Frequently asked questions about Recommendation Engines for Financial Services
How long does a typical Recommendation Engines engagement take for a financial services business?
Most recommendation engines projects for banks & fintech land a working production slice within 4-6 weeks, then harden and expand over the following 8-12 weeks. Larger financial services programmes that touch multiple business units take 4-6 months end-to-end.
What data do you need to start a Recommendation Engines project in financial services?
Minimum viable inputs are 12-18 months of historical transactional or operational data, basic entity reference tables, and access to the systems that will consume the output. We can work with messy data — cleaning is part of the engagement.

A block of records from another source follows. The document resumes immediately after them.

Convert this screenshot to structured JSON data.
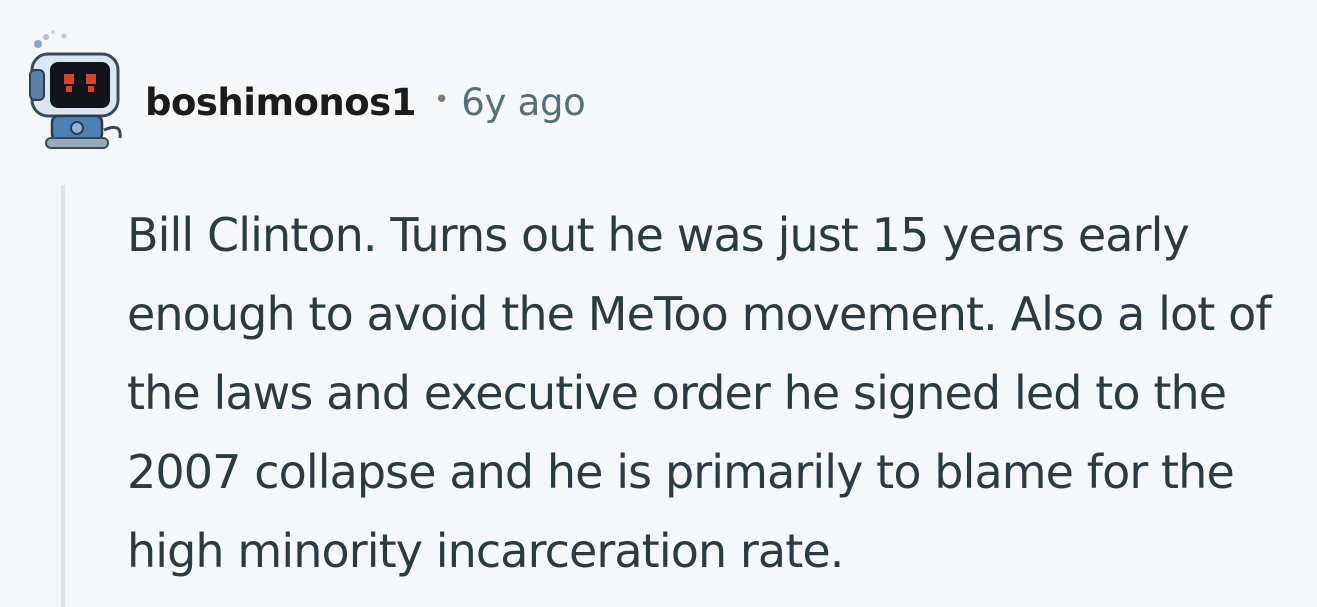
{
  "comment": {
    "author": "boshimonos1",
    "separator": "•",
    "timestamp": "6y ago",
    "avatar_icon": "robot-avatar-icon",
    "body": "Bill Clinton. Turns out he was just 15 years early enough to avoid the MeToo movement. Also a lot of the laws and executive order he signed led to the 2007 collapse and he is primarily to blame for the high minority incarceration rate."
  },
  "colors": {
    "background": "#f6f7f8",
    "author": "#1c1c1c",
    "timestamp": "#576f76",
    "body_text": "#2a3c42",
    "thread_line": "#dfe3e6"
  }
}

Can Beryl Analytics integrate recommendation engines with our existing banks & fintech systems?
Yes. We're tool-agnostic and have integrated with Snowflake, BigQuery, Databricks, Salesforce, SAP, Oracle, custom in-house platforms, and dozens of financial services-specific systems. Insights surface inside the tools your operators already use.
How do you measure success on a Recommendation Engines engagement?
Before we model anything, we agree the business decision the output will change and the dollar metric we're targeting — revenue lifted, cost avoided, or risk reduced. Recommendation Engines engagements in financial services typically return 4-12x within the first year.
Do you work with financial services businesses outside major NZ and AU cities?
Yes. We deliver remotely across New Zealand and Australia and visit on-site for discovery, key workshops, and go-live. Distance is not a blocker — many of our highest-impact recommendation engines engagements have been with regional banks & fintech.